The College Football Playoff committee is meeting in Grapevine, Texas, as conference title games finish up and Selection Day approaches. How the committee ranks conference champions and slots the remaining at-large candidates over the next 24 hours will lock the final field.
Ohio State vs. Indiana
The headline game is No. 1 Ohio State against No. 2 Indiana. A clear outcome here would either preserve the top-two order or swap them, and it will have ripple effects on where other conference champions and at-large teams land.
SEC — Georgia 28, Alabama 7
Georgia’s win over Alabama should cement the Bulldogs inside the top four and guarantee a first-round bye. Their exact seed (likely between No. 2 and No. 4) will hinge in part on the Big Ten result. Alabama’s lopsided loss, together with its season-opening defeat to Florida State, puts the Crimson Tide at risk of a steep tumble—possibly out of the field—or dropping into the lower at-large range if the committee isn’t too punitive. The fact Alabama beat Georgia on the road during the regular season will be considered in the committee’s evaluation.
Big 12 — Texas Tech 34, BYU 7
Texas Tech’s convincing victory locks the Red Raiders into a top-four seed and a bye. That outcome also removes BYU as a threat to leapfrog other contenders, which strengthens Notre Dame’s resume. Where BYU ends up (probably around the No. 11 range) matters for tiebreaker scenarios involving Miami and Notre Dame; if BYU falls behind Miami, that could change which at-large teams get in.
American — Tulane 34, North Texas 21
Tulane claimed the American title and a spot as the committee’s fourth-highest conference champion. The Green Wave will be seeded either No. 11 or No. 12 depending on the ACC result. If Tulane is No. 11, the bracket could produce a road rematch with Ole Miss, which beat Tulane convincingly in September.
Sun Belt — James Madison 31, Troy 14
James Madison’s championship gives them a path to the playoff under certain ACC outcomes. JMU would become the committee’s fifth conference champion and the No. 12 seed if Duke upsets Virginia and then wins the ACC, a sequence that would knock the ACC champion out of the field.
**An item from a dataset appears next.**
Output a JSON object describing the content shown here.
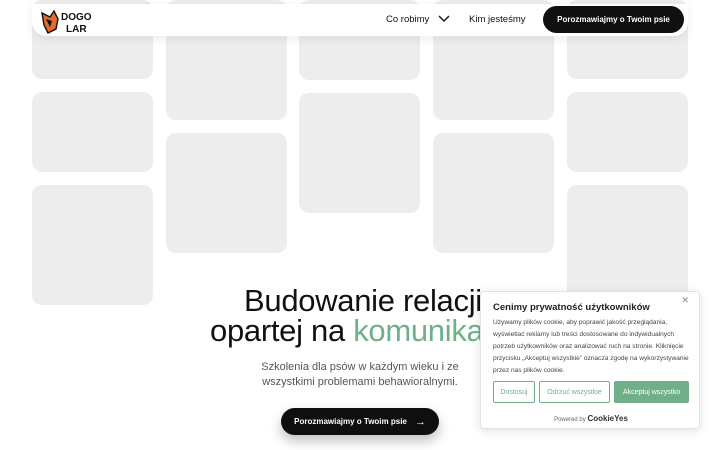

Other shifts — such as BYU sliding behind Miami or changes among at-large slots — could still open a path for Miami because of its season-opening win over Notre Dame, which the committee could use as a tiebreaker among similar resumes.
What remains
A few key results will finish the picture: the Big Ten title game (Ohio State vs. Indiana), the ACC title game (and whether Duke can topple Virginia), and how the committee balances conference champions against highly ranked at-large teams. Those outcomes will determine whether a traditional power like Alabama falls out, which conference champions earn top seeds and byes, and which at-large teams — most notably Notre Dame, Miami and possibly BYU — claim the final spots.